REPUBLIKA.CO.ID, JAKARTA -- Wakil Ketua Lakpesdam PWNU DKI Jakarta, Luthfi Syarqowi, mengatakan wacana terbentuknya undang-undang yang melarang minuman beralkohol atau minuman keras dikhawatirkan memicu konflik antar agama dan budaya. Karena itu, dia mendorong agar pemerintah membuat aturan yang ketat saja terkait peredaran minuman haram tersebut.
"Minumam alkohol tidak mungkin dilarang untuk di Indonesia, karena sudah menjadi bagian atau tradisi untuk umat dan budaya yang lainnya," kata Luthfi dalam keterangan tertulis yang diterima Republika.co.id.
Kendati demikian, kata Luthfi, akan lebih baik jika pemerintah membuat aturan-aturan yang ketat terkait penjualan dan penyalahgunaan munuman beralkohol.
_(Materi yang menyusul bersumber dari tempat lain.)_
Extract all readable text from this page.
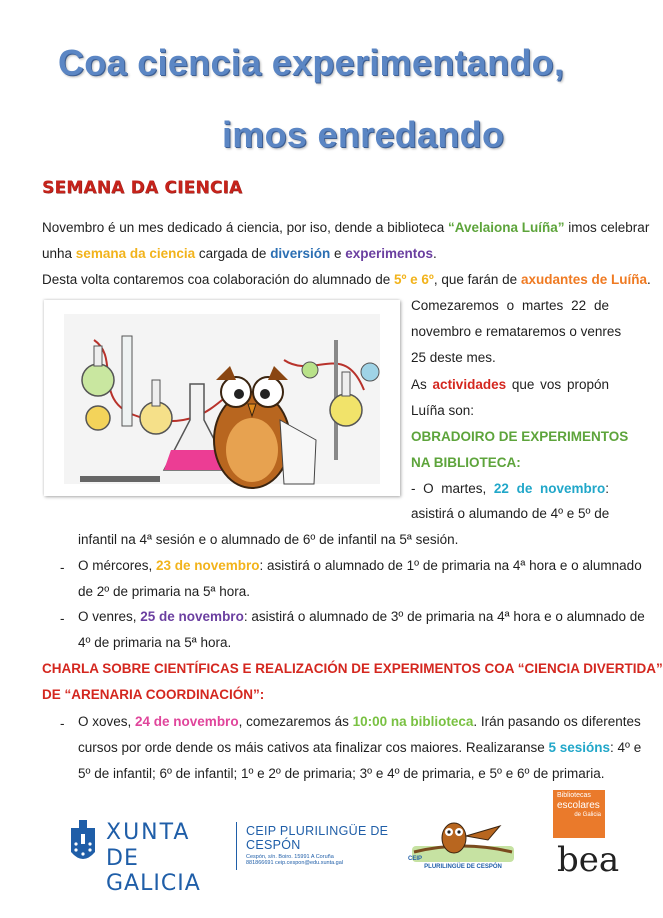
Coa ciencia experimentando,
imos enredando
SEMANA DA CIENCIA
Novembro é un mes dedicado á ciencia, por iso, dende a biblioteca “Avelaiona Luíña” imos celebrar
unha semana da ciencia cargada de diversión e experimentos.
Desta volta contaremos coa colaboración do alumnado de 5º e 6º, que farán de axudantes de Luíña.
Comezaremos o martes 22 de
novembro e remataremos o venres
25 deste mes.
As actividades que vos propón
Luíña son:
OBRADOIRO DE EXPERIMENTOS
NA BIBLIOTECA:
- O martes, 22 de novembro:
asistirá o alumando de 4º e 5º de
infantil na 4ª sesión e o alumnado de 6º de infantil na 5ª sesión.
- O mércores, 23 de novembro: asistirá o alumnado de 1º de primaria na 4ª hora e o alumnado
de 2º de primaria na 5ª hora.
- O venres, 25 de novembro: asistirá o alumnado de 3º de primaria na 4ª hora e o alumnado de
4º de primaria na 5ª hora.
CHARLA SOBRE CIENTÍFICAS E REALIZACIÓN DE EXPERIMENTOS COA “CIENCIA DIVERTIDA”
DE “ARENARIA COORDINACIÓN”:
- O xoves, 24 de novembro, comezaremos ás 10:00 na biblioteca. Irán pasando os diferentes
cursos por orde dende os máis cativos ata finalizar cos maiores. Realizaranse 5 sesións: 4º e
5º de infantil; 6º de infantil; 1º e 2º de primaria; 3º e 4º de primaria, e 5º e 6º de primaria.
XUNTA
DE GALICIA
CEIP PLURILINGÜE DE
CESPÓN
Cespón, s/n. Boiro. 15991 A Coruña
881866691 ceip.cespon@edu.xunta.gal
CEIP
PLURILINGÜE DE CESPÓN
Bibliotecas
escolares
de Galicia
bea
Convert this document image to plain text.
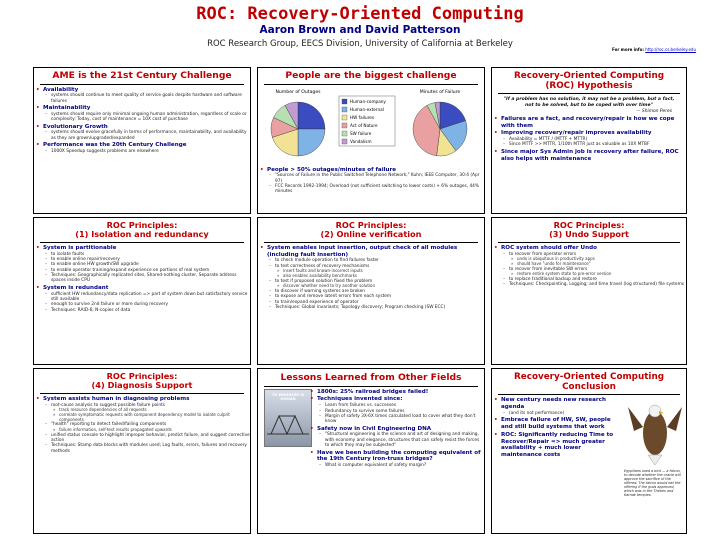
ROC: Recovery-Oriented Computing
Aaron Brown and David Patterson
ROC Research Group, EECS Division, University of California at Berkeley
For more info: http://roc.cs.berkeley.edu
AME is the 21st Century Challenge
• Availability
– systems should continue to meet quality of service goals despite hardware and software failures
• Maintainability
– systems should require only minimal ongoing human administration, regardless of scale or complexity: Today, cost of maintenance = 10X cost of purchase
• Evolutionary Growth
– systems should evolve gracefully in terms of performance, maintainability, and availability as they are grown/upgraded/expanded
• Performance was the 20th Century Challenge
– 1000X Speedup suggests problems are elsewhere
People are the biggest challenge
Number of Outages	Minutes of Failure
Human-company
Human-external
HW failures
Act of Nature
SW failure
Vandalism
• People > 50% outages/minutes of failure
– "Sources of Failure in the Public Switched Telephone Network," Kuhn; IEEE Computer, 30:4 (Apr 97)
– FCC Records 1992-1994; Overload (not sufficient switching to lower costs) + 6% outages, 44% minutes
Recovery-Oriented Computing
(ROC) Hypothesis
"If a problem has no solution, it may not be a problem, but a fact, not to be solved, but to be coped with over time"
— Shimon Peres
• Failures are a fact, and recovery/repair is how we cope with them
• Improving recovery/repair improves availability
– Availability = MTTF / (MTTF + MTTR)
– Since MTTF >> MTTR, 1/10th MTTR just as valuable as 10X MTBF
• Since major Sys Admin job is recovery after failure, ROC also helps with maintenance
ROC Principles:
(1) Isolation and redundancy
• System is partitionable
– to isolate faults
– to enable online repair/recovery
– to enable online HW growth/SW upgrade
– to enable operator training/expand experience on portions of real system
– Techniques: Geographically replicated sites, Shared-nothing cluster, Separate address spaces inside CPU
• System is redundant
– sufficient HW redundancy/data replication => part of system down but satisfactory service still available
– enough to survive 2nd failure or more during recovery
– Techniques: RAID-6; N-copies of data
ROC Principles:
(2) Online verification
• System enables input insertion, output check of all modules (including fault insertion)
– to check module operation to find failures faster
– to test correctness of recovery mechanisms
» insert faults and known-incorrect inputs
» also enables availability benchmarks
– to test if proposed solution fixed the problem
» discover whether need to try another solution
– to discover if warning systems are broken
– to expose and remove latent errors from each system
– to train/expand experience of operator
– Techniques: Global invariants; Topology discovery; Program checking (SW ECC)
ROC Principles:
(3) Undo Support
• ROC system should offer Undo
– to recover from operator errors
» undo is ubiquitous in productivity apps
» should have "undo for maintenance"
– to recover from inevitable SW errors
» restore entire system state to pre-error version
– to replace traditional backup and restore
– Techniques: Checkpointing, Logging; and time travel (log structured) file systems
ROC Principles:
(4) Diagnosis Support
• System assists human in diagnosing problems
– root-cause analysis to suggest possible failure points
» track resource dependencies of all requests
» correlate symptomatic requests with component dependency model to isolate culprit components
– "health" reporting to detect failed/failing components
» failure information, self-test results propagated upwards
– unified status console to highlight improper behavior, predict failure, and suggest corrective action
– Techniques: Stamp data blocks with modules used; Log faults, errors, failures and recovery methods
Lessons Learned from Other Fields
TO ENGINEER IS HUMAN
• 1800s: 25% railroad bridges failed!
• Techniques invented since:
– Learn from failures vs. successes
– Redundancy to survive some failures
– Margin of safety 3X-6X times calculated load to cover what they don't know
• Safety now in Civil Engineering DNA
– "Structural engineering is the science and art of designing and making, with economy and elegance, structures that can safely resist the forces to which they may be subjected"
• Have we been building the computing equivalent of the 19th Century iron-truss bridges?
– What is computer equivalent of safety margin?
Recovery-Oriented Computing
Conclusion
• New century needs new research agenda
– (and its not performance)
• Embrace failure of HW, SW, people and still build systems that work
• ROC: Significantly reducing Time to Recover/Repair => much greater availability + much lower maintenance costs
Egyptians used a bird — a falcon, to decode whether the oracle will approve the sacrifice of the offered. The falcon would eat the offering if the gods approved, which was in the Thebes and Karnak temples.
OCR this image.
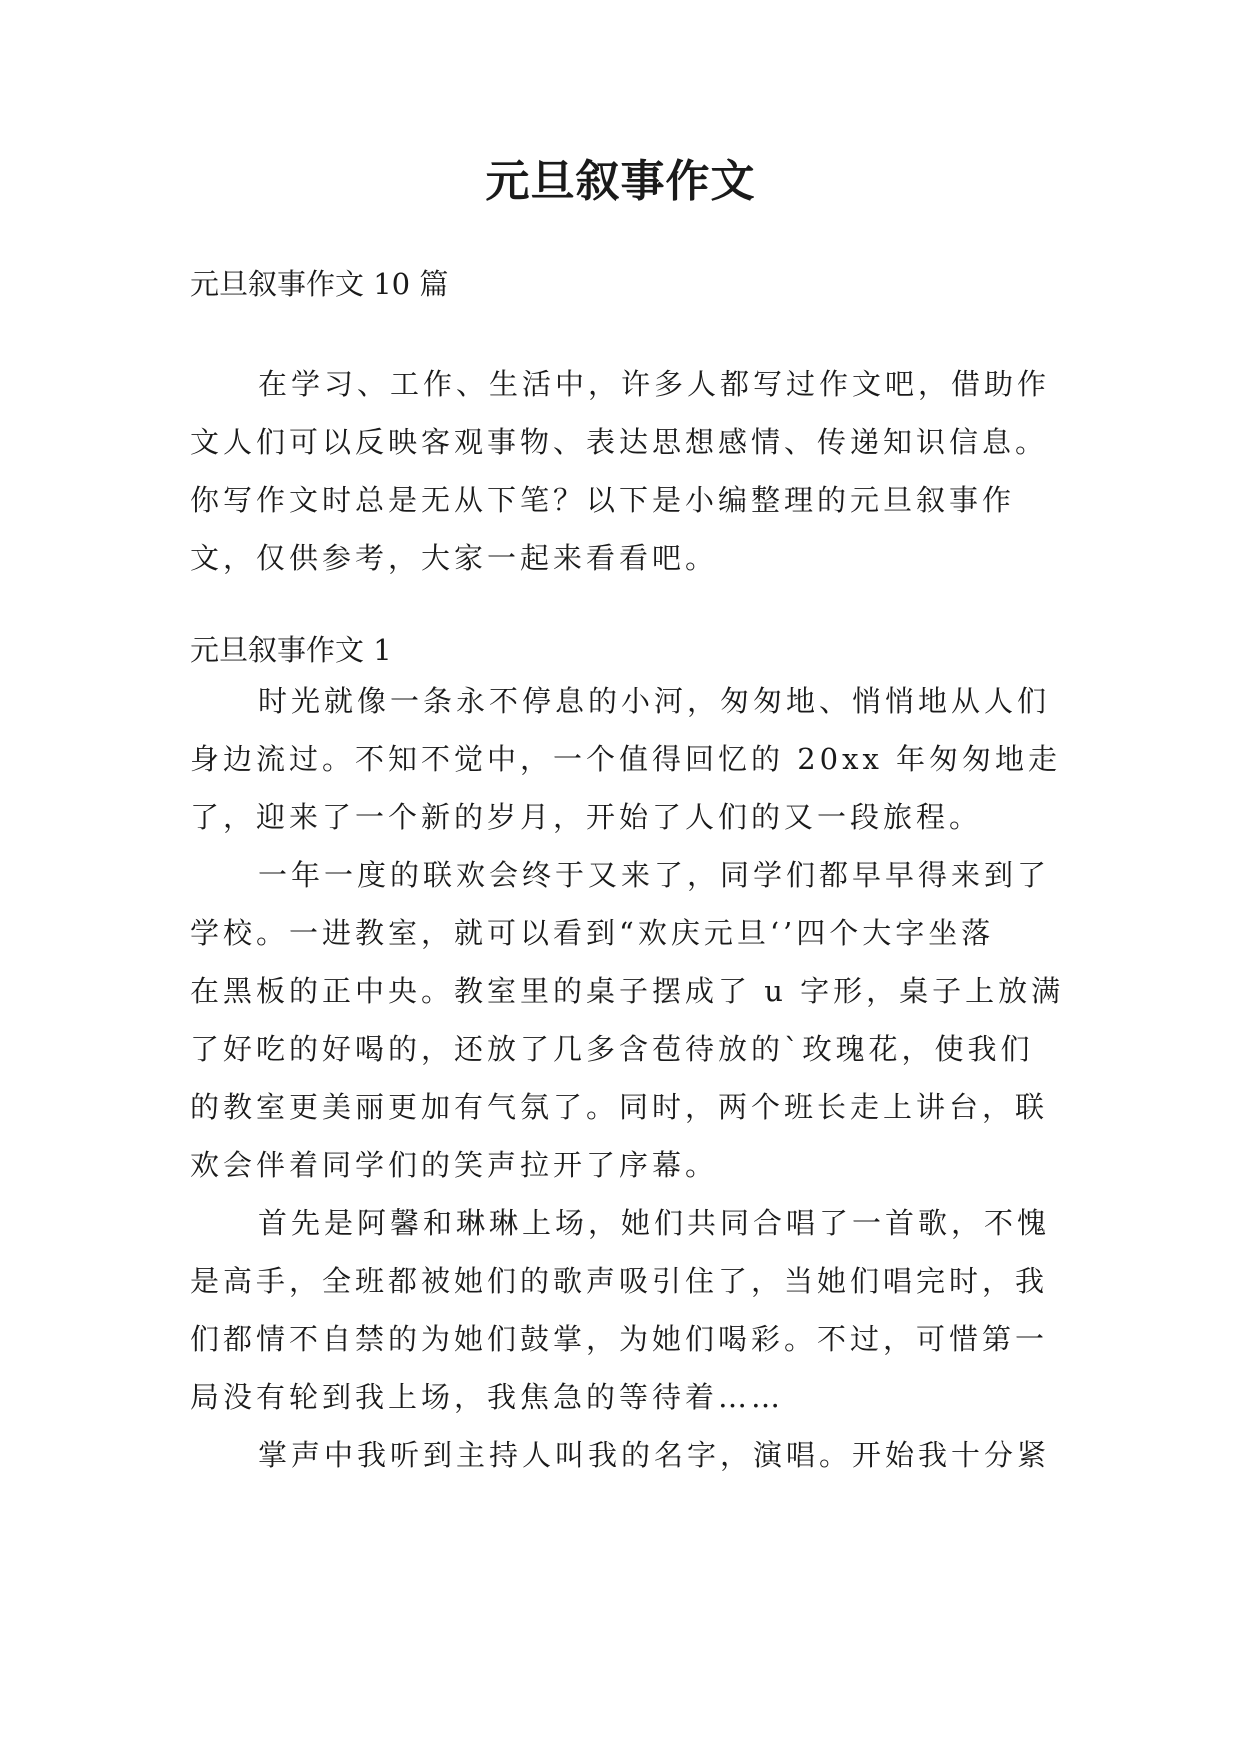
元旦叙事作文
元旦叙事作文 10 篇
在学习、工作、生活中，许多人都写过作文吧，借助作
文人们可以反映客观事物、表达思想感情、传递知识信息。
你写作文时总是无从下笔？以下是小编整理的元旦叙事作
文，仅供参考，大家一起来看看吧。
元旦叙事作文 1
时光就像一条永不停息的小河，匆匆地、悄悄地从人们
身边流过。不知不觉中，一个值得回忆的 20xx 年匆匆地走
了，迎来了一个新的岁月，开始了人们的又一段旅程。
一年一度的联欢会终于又来了，同学们都早早得来到了
学校。一进教室，就可以看到“欢庆元旦‘’四个大字坐落
在黑板的正中央。教室里的桌子摆成了 u 字形，桌子上放满
了好吃的好喝的，还放了几多含苞待放的`玫瑰花，使我们
的教室更美丽更加有气氛了。同时，两个班长走上讲台，联
欢会伴着同学们的笑声拉开了序幕。
首先是阿馨和琳琳上场，她们共同合唱了一首歌，不愧
是高手，全班都被她们的歌声吸引住了，当她们唱完时，我
们都情不自禁的为她们鼓掌，为她们喝彩。不过，可惜第一
局没有轮到我上场，我焦急的等待着……
掌声中我听到主持人叫我的名字，演唱。开始我十分紧
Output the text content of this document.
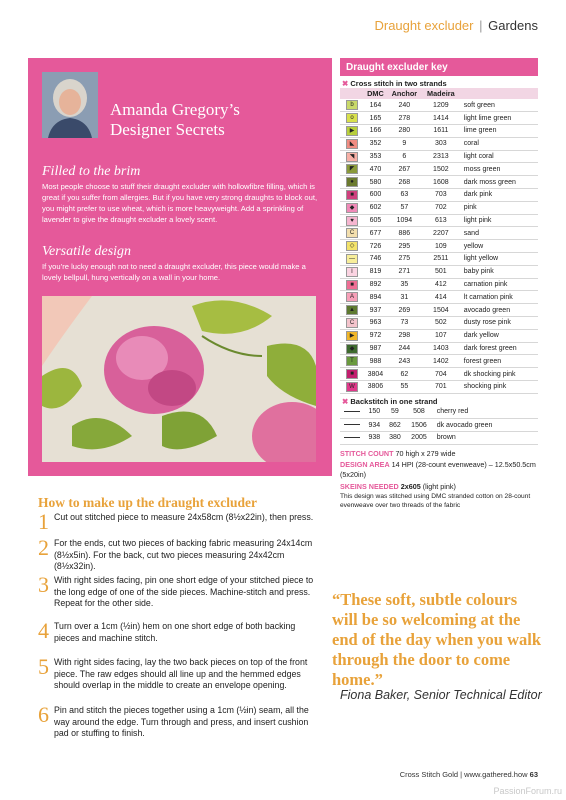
Draught excluder | Gardens
Amanda Gregory’s
Designer Secrets
Filled to the brim
Most people choose to stuff their draught excluder with hollowfibre filling, which is great if you suffer from allergies. But if you have very strong draughts to block out, you might prefer to use wheat, which is more heavyweight. Add a sprinkling of lavender to give the draught excluder a lovely scent.
Versatile design
If you’re lucky enough not to need a draught excluder, this piece would make a lovely bellpull, hung vertically on a wall in your home.
Draught excluder key
✖ Cross stitch in two strands
	DMC	Anchor	Madeira	
b	164	240	1209	soft green
o	165	278	1414	light lime green
▶	166	280	1611	lime green
◣	352	9	303	coral
◥	353	6	2313	light coral
◤	470	267	1502	moss green
●	580	268	1608	dark moss green
■	600	63	703	dark pink
◆	602	57	702	pink
♥	605	1094	613	light pink
C	677	886	2207	sand
◇	726	295	109	yellow
—	746	275	2511	light yellow
I	819	271	501	baby pink
■	892	35	412	carnation pink
A	894	31	414	lt carnation pink
▲	937	269	1504	avocado green
C	963	73	502	dusty rose pink
▶	972	298	107	dark yellow
◆	987	244	1403	dark forest green
T	988	243	1402	forest green
■	3804	62	704	dk shocking pink
W	3806	55	701	shocking pink
✖ Backstitch in one strand
	150	59	508	cherry red
	934	862	1506	dk avocado green
	938	380	2005	brown

STITCH COUNT 70 high x 279 wide

DESIGN AREA 14 HPI (28-count evenweave) – 12.5x50.5cm (5x20in)

SKEINS NEEDED 2x605 (light pink)

This design was stitched using DMC stranded cotton on 28-count evenweave over two threads of the fabric

How to make up the draught excluder
1 Cut out stitched piece to measure 24x58cm (8½x22in), then press.
2 For the ends, cut two pieces of backing fabric measuring 24x14cm (8½x5in). For the back, cut two pieces measuring 24x42cm (8½x32in).
3 With right sides facing, pin one short edge of your stitched piece to the long edge of one of the side pieces. Machine-stitch and press. Repeat for the other side.
4 Turn over a 1cm (½in) hem on one short edge of both backing pieces and machine stitch.
5 With right sides facing, lay the two back pieces on top of the front piece. The raw edges should all line up and the hemmed edges should overlap in the middle to create an envelope opening.
6 Pin and stitch the pieces together using a 1cm (½in) seam, all the way around the edge. Turn through and press, and insert cushion pad or stuffing to finish.
“These soft, subtle colours will be so welcoming at the end of the day when you walk through the door to come home.”
Fiona Baker, Senior Technical Editor
Cross Stitch Gold | www.gathered.how 63
PassionForum.ru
Selain itu, pemerintah juga bisa menggalakkan edukasi agar generasi muda tidak menyalahgunakan minol.
"Pengendalian terhadap penyalahgunaan minol itu bisa melalui edukasi dini untuk anak muda dan remaja," katanya.
Rancangan Undang-Undang (RUU) minuman beralkohol (minol) yang telah bergulir dari tahun 2015 lalu masih menjadi pembahasan yang cukup panjang dan alot oleh DPR RI. Salah satunya karena dalam penentuan judul RUU tersebut masih mempunyai dua alternatif, yaitu RUU Larangan Minuman Beralkohol dan RUU Minuman Beralkohol.
Selain itu, jika ditinjau dari aspek pendapatan negar dari cukai Minuman Mengandung Etil Alkohol (MMEA), hingga saat ini masih menyumbang pemasukan untuk negara yang cukup besar. Berdasarjan data yang ditunjukkan oleh Direktorat Jenderal Bea dan Cukai Kementeria Keuangan, capaian penerimaan Negara dari cukai MMEA pada tahun 2017 mencapai Rp 5,6 triliun.